Akçaöz vd. (2010), Türkiye’de tütün üretiminde karşılaşılabilecek riskler ve bu risklere karşı uygulanabilecek risk yönetimi stratejilerini araştırmışlardır. Araştırma kapsamındaki işletmelerin sosyo ekonomik özellikleri, karar alma, finansal yapıları ve sürdürülebilirlik konularına yer verilmiştir. Araştırmada kullanılan veriler 2005 yılı üretim döneminde Denizli ilinin Acıpayam ilçesinde 50 tütün üreticisi ile yapılan anket uygulamasından elde edilmiştir. Çalışmadan elde edilen sonuçlara göre, araştırma kapsamındaki tütün işletmelerinde en önemli risk kaynağı üretim maliyetindeki değişiklikler ve en uygun risk yönetimi stratejisi ürün sigortası olarak belirlenmiştir.

Akçaöz vd. (2009), yaptıkları çalışmada Turkiye’de muz üretiminde sürdürülebilirlik ve risk yönetimi konularını araştırmışlardır. Muz üretimine yer veren işletmelerde sosyo ekonomik özellikler; karar alma, finansal özellikler, risk kaynakları ve risk yönetimi stratejileri incelenmiştir. Çalışmanın temel materyalini, 2008 üretim döneminde Mersin ili Anamur ilçesinde muz üretimi yapan 89 üreticiden anket yoluyla derlenen veriler oluşturmuştur. Araştırma sonuçlarına göre, işletmede karar almada üreticinin söz sahibi olduğu, işletmelerin %90’ında düzenli olarak kayıt tutulmadığı, üreticilerin %70’inin gelecekte de muz üretimine devam edeceği belirlenmiştir. İncelenen işletmelerde muz üretiminde en önemli risk kaynaklarının muz fiyatları ve girdi fiyatlarındaki değişmeler oldugu ifade edilmiştir. Muz üretiminde uygulanan en önemli risk yönetimi stratejisi ise hastalık ve zararlılara karşı ilaçla mücadele olarak belirlenmiştir.

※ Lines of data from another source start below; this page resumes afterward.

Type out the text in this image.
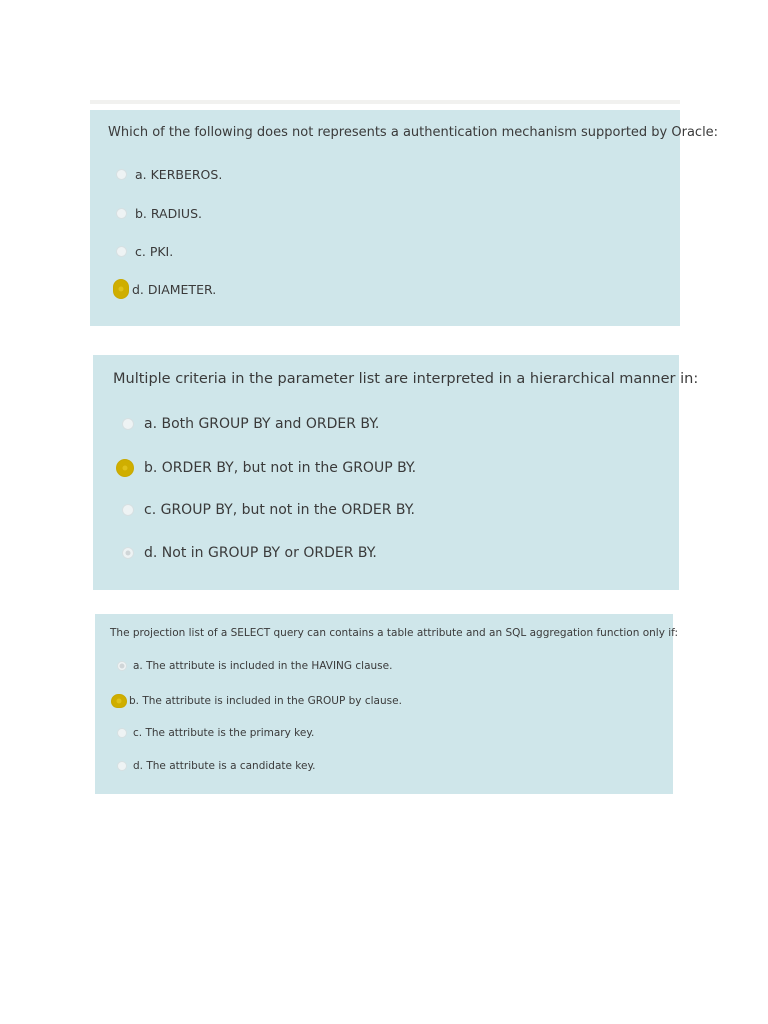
Which of the following does not represents a authentication mechanism supported by Oracle:
a. KERBEROS.
b. RADIUS.
c. PKI.
d. DIAMETER.
Multiple criteria in the parameter list are interpreted in a hierarchical manner in:
a. Both GROUP BY and ORDER BY.
b. ORDER BY, but not in the GROUP BY.
c. GROUP BY, but not in the ORDER BY.
d. Not in GROUP BY or ORDER BY.
The projection list of a SELECT query can contains a table attribute and an SQL aggregation function only if:
a. The attribute is included in the HAVING clause.
b. The attribute is included in the GROUP by clause.
c. The attribute is the primary key.
d. The attribute is a candidate key.
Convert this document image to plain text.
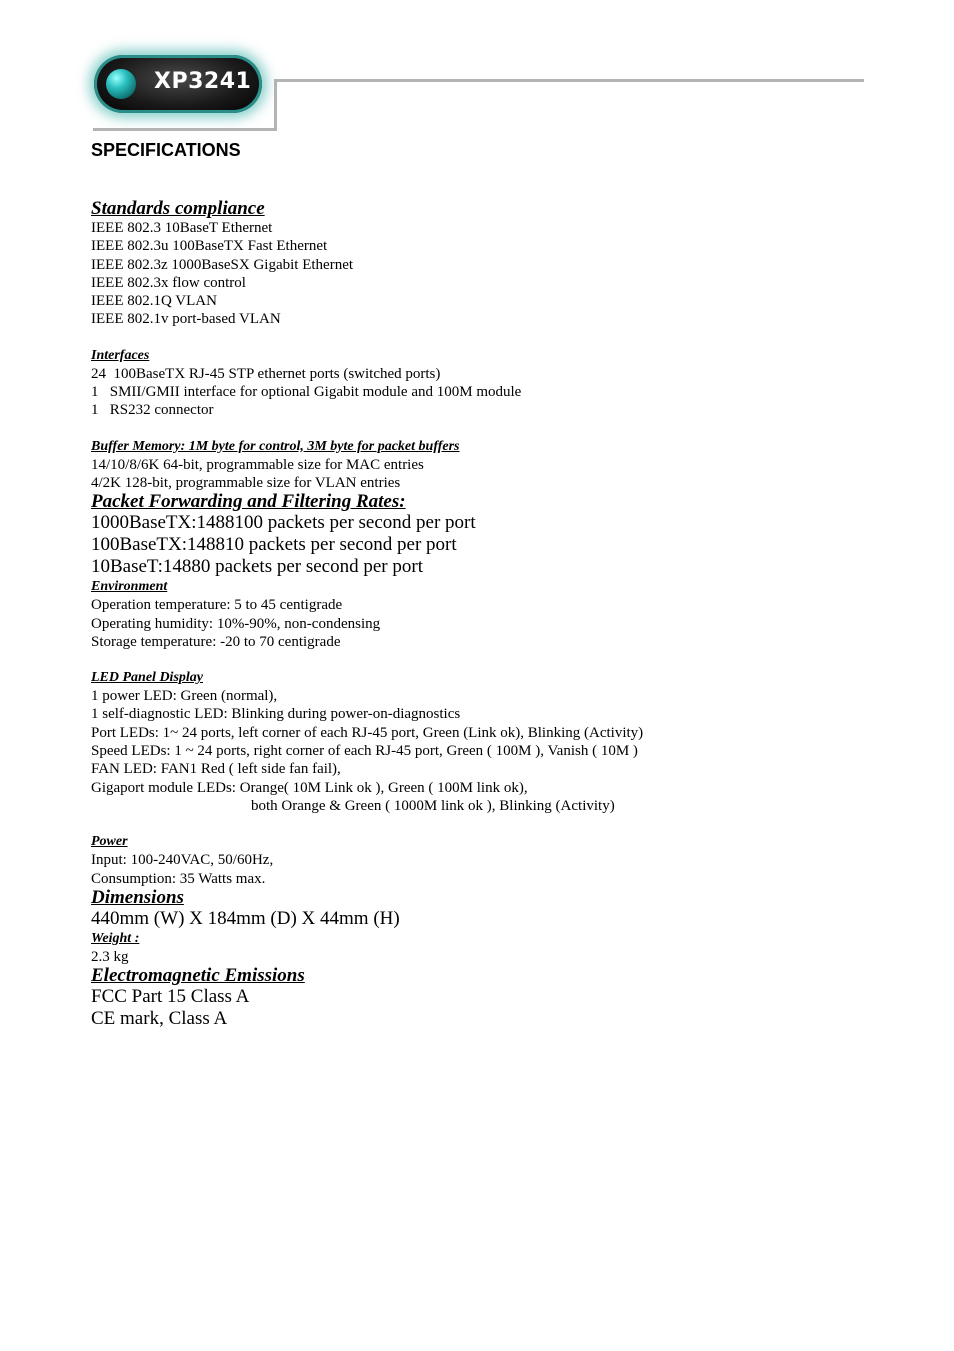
XP3241
SPECIFICATIONS
Standards compliance

IEEE 802.3 10BaseT Ethernet

IEEE 802.3u 100BaseTX Fast Ethernet

IEEE 802.3z 1000BaseSX Gigabit Ethernet

IEEE 802.3x flow control

IEEE 802.1Q VLAN

IEEE 802.1v port-based VLAN

Interfaces

24  100BaseTX RJ-45 STP ethernet ports (switched ports)

1   SMII/GMII interface for optional Gigabit module and 100M module

1   RS232 connector

Buffer Memory: 1M byte for control, 3M byte for packet buffers

14/10/8/6K 64-bit, programmable size for MAC entries

4/2K 128-bit, programmable size for VLAN entries

Packet Forwarding and Filtering Rates:

1000BaseTX:1488100 packets per second per port

100BaseTX:148810 packets per second per port

10BaseT:14880 packets per second per port

Environment

Operation temperature: 5 to 45 centigrade

Operating humidity: 10%-90%, non-condensing

Storage temperature: -20 to 70 centigrade

LED Panel Display

1 power LED: Green (normal),

1 self-diagnostic LED: Blinking during power-on-diagnostics

Port LEDs: 1~ 24 ports, left corner of each RJ-45 port, Green (Link ok), Blinking (Activity)

Speed LEDs: 1 ~ 24 ports, right corner of each RJ-45 port, Green ( 100M ), Vanish ( 10M )

FAN LED: FAN1 Red ( left side fan fail),

Gigaport module LEDs: Orange( 10M Link ok ), Green ( 100M link ok),

both Orange & Green ( 1000M link ok ), Blinking (Activity)

Power

Input: 100-240VAC, 50/60Hz,

Consumption: 35 Watts max.

Dimensions

440mm (W) X 184mm (D) X 44mm (H)

Weight :

2.3 kg

Electromagnetic Emissions

FCC Part 15 Class A

CE mark, Class A
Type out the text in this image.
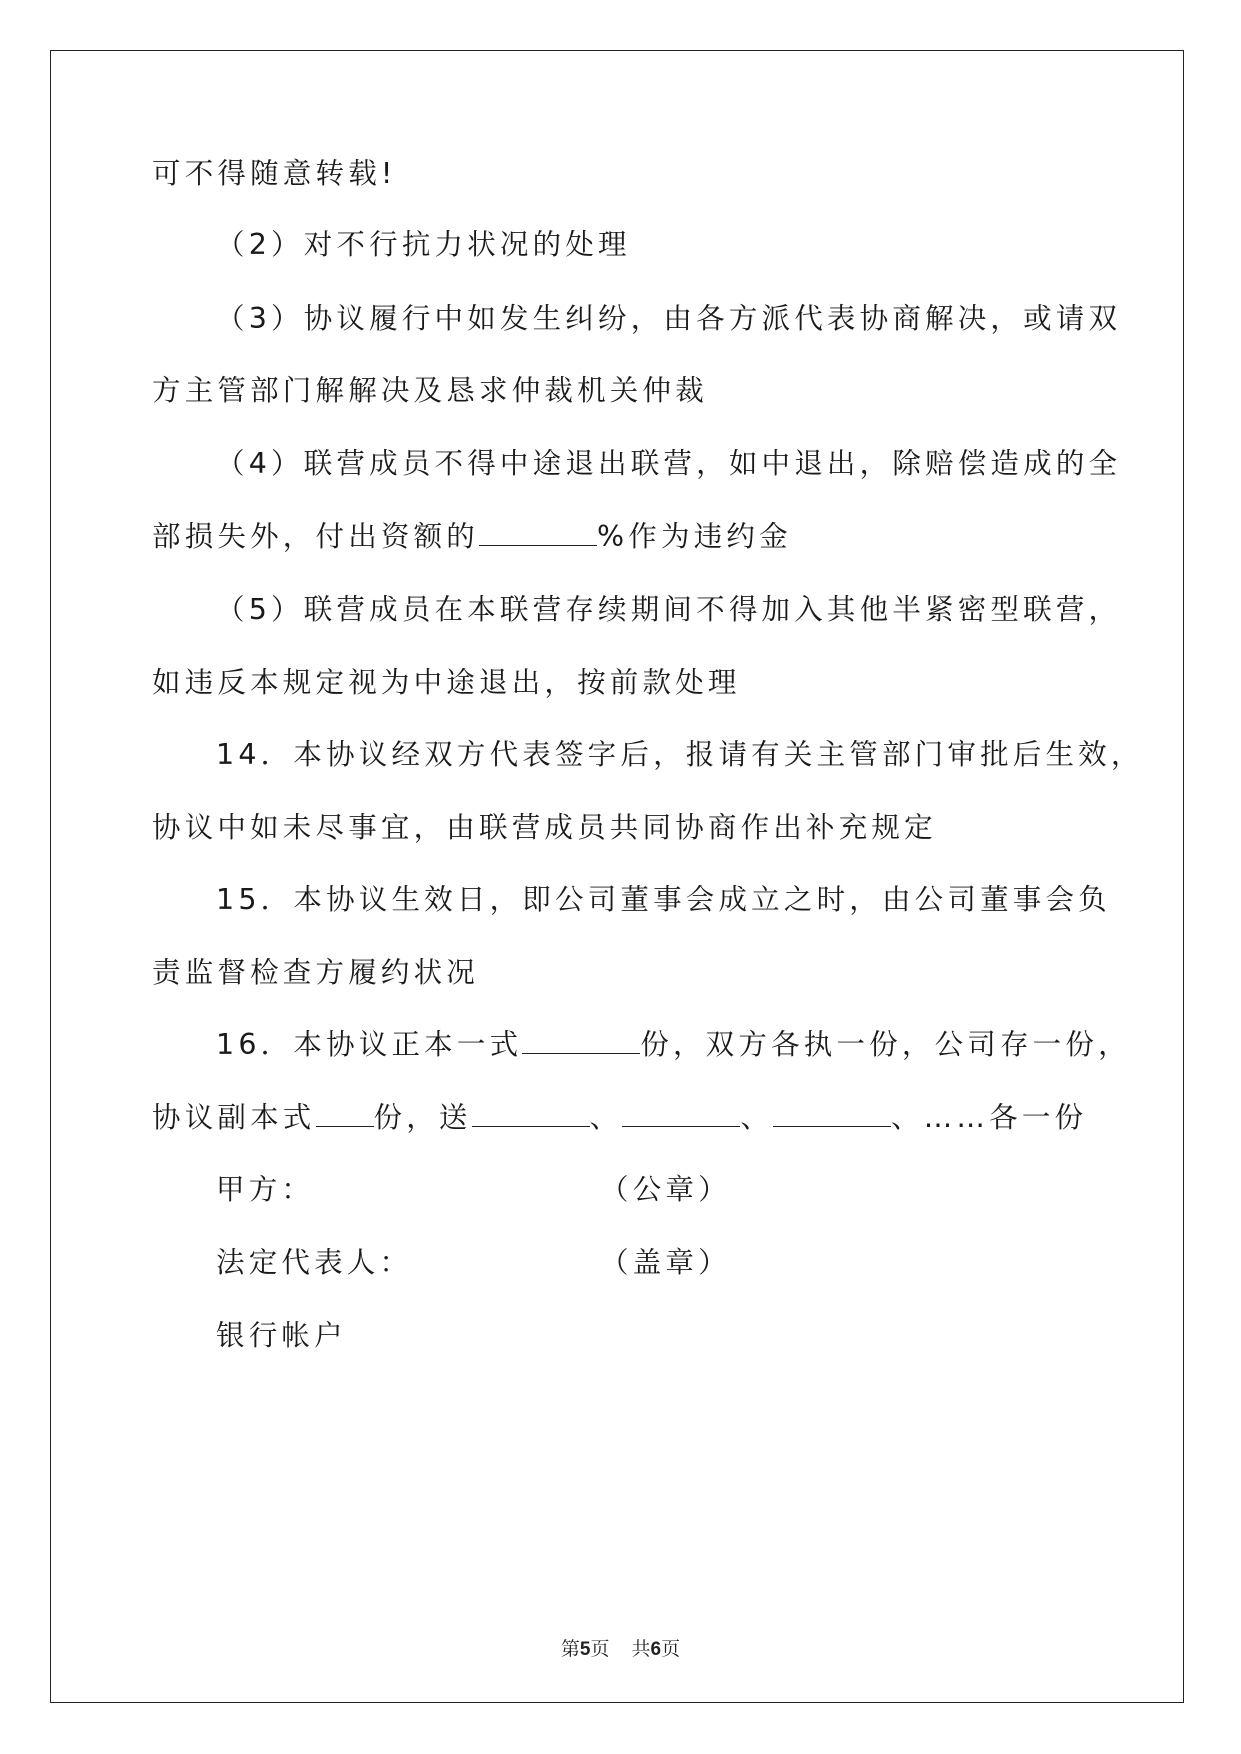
可不得随意转载!
（2）对不行抗力状况的处理
（3）协议履行中如发生纠纷，由各方派代表协商解决，或请双
方主管部门解解决及恳求仲裁机关仲裁
（4）联营成员不得中途退出联营，如中退出，除赔偿造成的全
部损失外，付出资额的	%作为违约金
（5）联营成员在本联营存续期间不得加入其他半紧密型联营，
如违反本规定视为中途退出，按前款处理
14．本协议经双方代表签字后，报请有关主管部门审批后生效，
协议中如未尽事宜，由联营成员共同协商作出补充规定
15．本协议生效日，即公司董事会成立之时，由公司董事会负
责监督检查方履约状况
16．本协议正本一式	份，双方各执一份，公司存一份，
协议副本式 份，送	、	、	、……各一份
甲方：	（公章）
法定代表人：	（盖章）
银行帐户
第5页 共6页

Margarita vd. (2009), ürün sigortasının benimsenmesini etkileyen faktörler üzerine yaptıkları çalışmada, çok değişkenli ve çok terimli probit yaklaşımlarını kullanmışlardır. Ampirik sonuçlar, ürün güvenliği, forward satışlar ve / veya satışlarını zamana yayma kararının ilişkili olduğuna işaret etmektedir. Araştırma sonuçlarına göre risk yönetim araçlarının benimsenmesini etkileyen bazı faktörler, tarım dışı gelir, eğitim, yaş ve iş riski seviyesidir.

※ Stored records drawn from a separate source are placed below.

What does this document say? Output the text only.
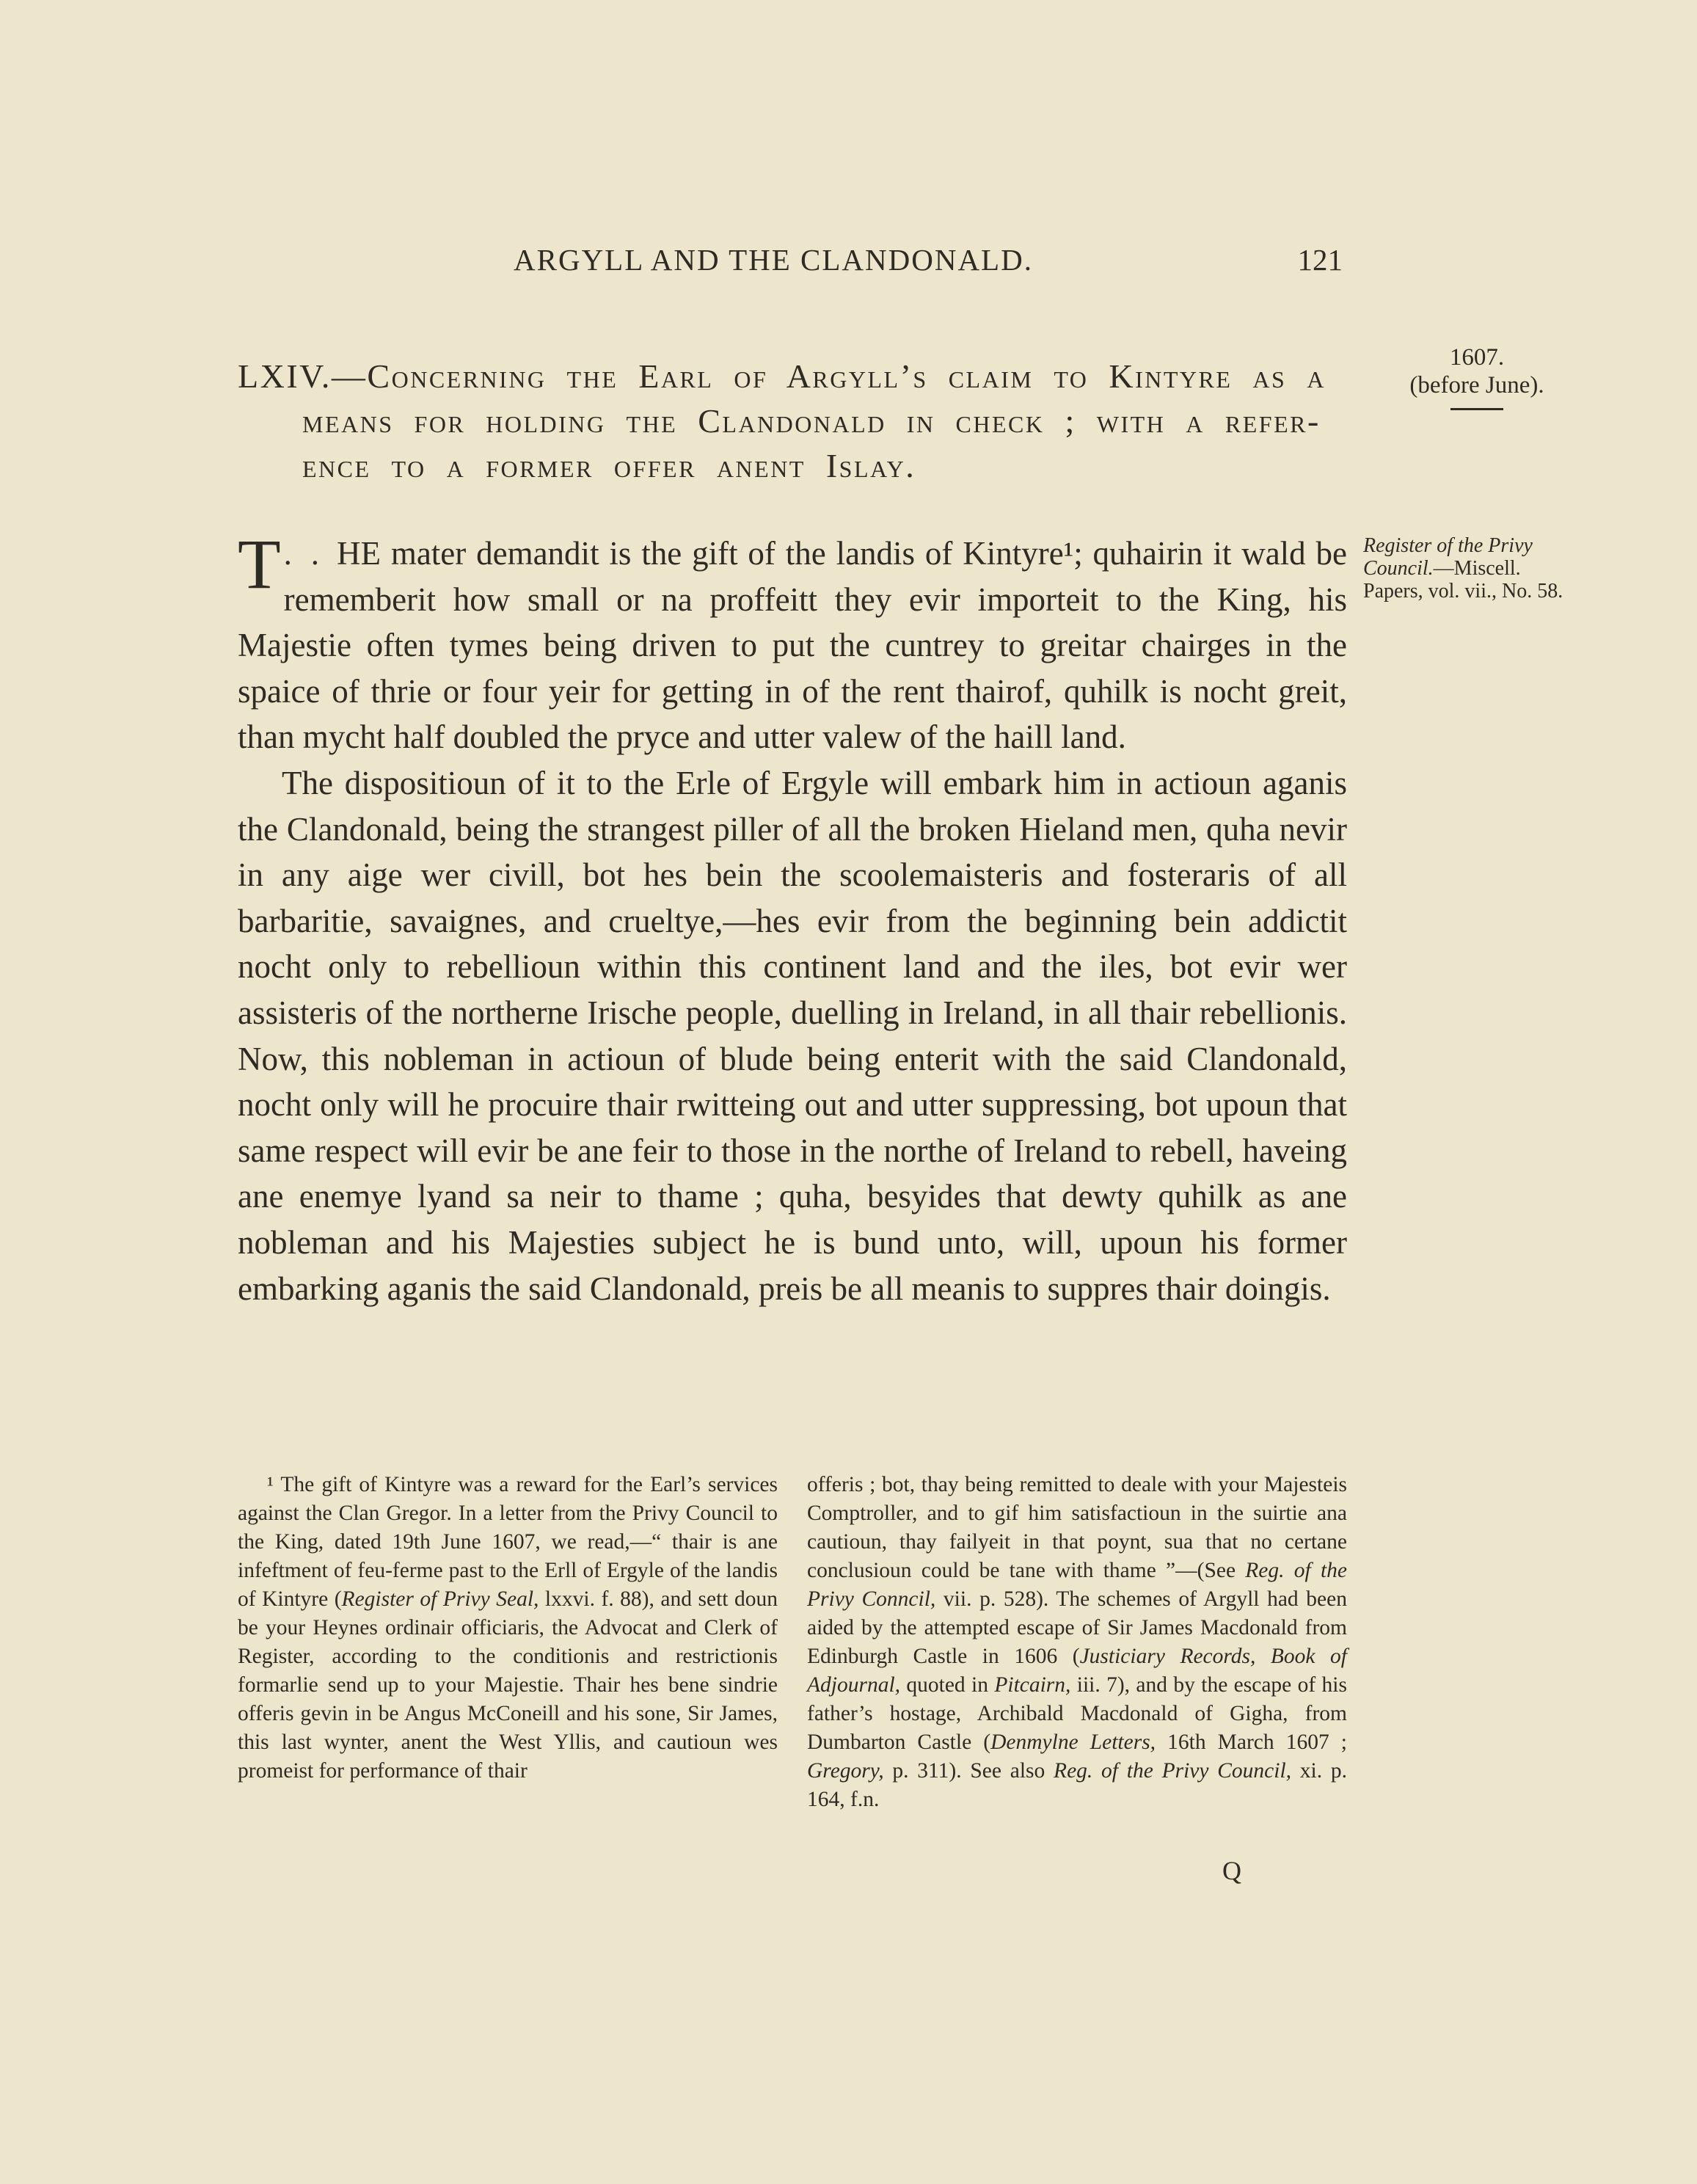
ARGYLL AND THE CLANDONALD.	121
LXIV.—Concerning the Earl of Argyll’s claim to Kintyre as a
means for holding the Clandonald in check ; with a refer-
ence to a former offer anent Islay.
1607.
(before June).
Register of the Privy Council.—Miscell. Papers, vol. vii., No. 58.

. .
T HE mater demandit is the gift of the landis of Kintyre¹; quhairin it wald be rememberit how small or na proffeitt they evir importeit to the King, his Majestie often tymes being driven to put the cuntrey to greitar chairges in the spaice of thrie or four yeir for getting in of the rent thairof, quhilk is nocht greit, than mycht half doubled the pryce and utter valew of the haill land.

The dispositioun of it to the Erle of Ergyle will embark him in actioun aganis the Clandonald, being the strangest piller of all the broken Hieland men, quha nevir in any aige wer civill, bot hes bein the scoolemaisteris and fosteraris of all barbaritie, savaignes, and crueltye,—hes evir from the beginning bein addictit nocht only to rebellioun within this continent land and the iles, bot evir wer assisteris of the northerne Irische people, duelling in Ireland, in all thair rebellionis. Now, this nobleman in actioun of blude being enterit with the said Clandonald, nocht only will he procuire thair rwitteing out and utter suppressing, bot upoun that same respect will evir be ane feir to those in the northe of Ireland to rebell, haveing ane enemye lyand sa neir to thame ; quha, besyides that dewty quhilk as ane nobleman and his Majesties subject he is bund unto, will, upoun his former embarking aganis the said Clandonald, preis be all meanis to suppres thair doingis.

¹ The gift of Kintyre was a reward for the Earl’s services against the Clan Gregor. In a letter from the Privy Council to the King, dated 19th June 1607, we read,—“ thair is ane infeftment of feu-ferme past to the Erll of Ergyle of the landis of Kintyre (Register of Privy Seal, lxxvi. f. 88), and sett doun be your Heynes ordinair officiaris, the Advocat and Clerk of Register, according to the conditionis and restrictionis formarlie send up to your Majestie. Thair hes bene sindrie offeris gevin in be Angus McConeill and his sone, Sir James, this last wynter, anent the West Yllis, and cautioun wes promeist for performance of thair
offeris ; bot, thay being remitted to deale with your Majesteis Comptroller, and to gif him satisfactioun in the suirtie ana cautioun, thay failyeit in that poynt, sua that no certane conclusioun could be tane with thame ”—(See Reg. of the Privy Conncil, vii. p. 528). The schemes of Argyll had been aided by the attempted escape of Sir James Macdonald from Edinburgh Castle in 1606 (Justiciary Records, Book of Adjournal, quoted in Pitcairn, iii. 7), and by the escape of his father’s hostage, Archibald Macdonald of Gigha, from Dumbarton Castle (Denmylne Letters, 16th March 1607 ; Gregory, p. 311). See also Reg. of the Privy Council, xi. p. 164, f.n.
Q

Medina ve Iglesias (2008), yaptıkları çalışmada organik çiftçilerin yönetmesi gereken spesifik risklerin yanı sıra günümüzde gelişmekte olan farklı stratejileri analiz etmişlerdir. İspanyol çiftçiler risklerini yönetmek için sigorta sistemine güveniyor olsa bile bugün organik çiftçilerin kendilerini yönetmek için özel sigorta ürünleri yoktur. Bu çalışmada sunulan metodoloji ve sonuçlar, organik üretim verisinin istatistiksel, olasılık ve stokastik özelliklerini değerlendirerek gerçekleştirilen bir risk analizi içermektedir. Bu araştırmada ele alınan ürünler; zeytin, üzüm ve tahıllardır. Geleneksel çiftçilerin aksine organik çiftçiler tarafından geliştirilen spesifik risk yönetimi stratejileri, risk algılamalarına ve işletmelerinin potansiyel savunmasızlığına dayalı farklı tutumları belirleyerek belirlenmiş ve nicelik kazanmıştır. İspanya'da organik çiftçiler için tarımsal sigorta aracı incelenmiş ve önemli bir risk yönetimi olarak analiz edilmiştir.

(25)

9

Grant vd. (2007), çalışmalarında, değişen iklim koşullarında işletmenin karşlılığını bir risk yönetimi yaklaşımı ile araştırmışlardır. İklim değişikliğinin ürün fiyatı, girdi fiyatı, işçilik maliyetleri gibi risk kaynağı olduğunu ve karar almada etkili olduğunu belirtmek gerekir. Çalışmada bilgi teknolojisindeki gelişmelerin bilgiye ulaşmadaki önemi anlatılmıştır. Bu çalışmada tarımda üreticilere ve politika yapıcılara riski yönetmeleri konusunda yardımcı olması için BRS tarafından geliştirilen dört en iyi uygulamalı BT web sitesi araçlarını göstermektedir. Bunlar, Ulusal Tarımsal İzleme Sistemi (NAMS), Yağış Çay Mücadelesi Görünüm Aracı (MLA), Çok Ölçütlü Analiz Kabuğu (MCAS-S) ve Yağış Sabitleme Sihirbazıdır. BRS'de halihazırda geliştirilen diğer araçlar ise Su 2010- Politika ve Planlama için Ulusal Su Dengesi ve Bilgisi, İklim Değişikliği Sihirbazı ve İklim Değişikliğinden Etkilenen Veri Kümeleridir.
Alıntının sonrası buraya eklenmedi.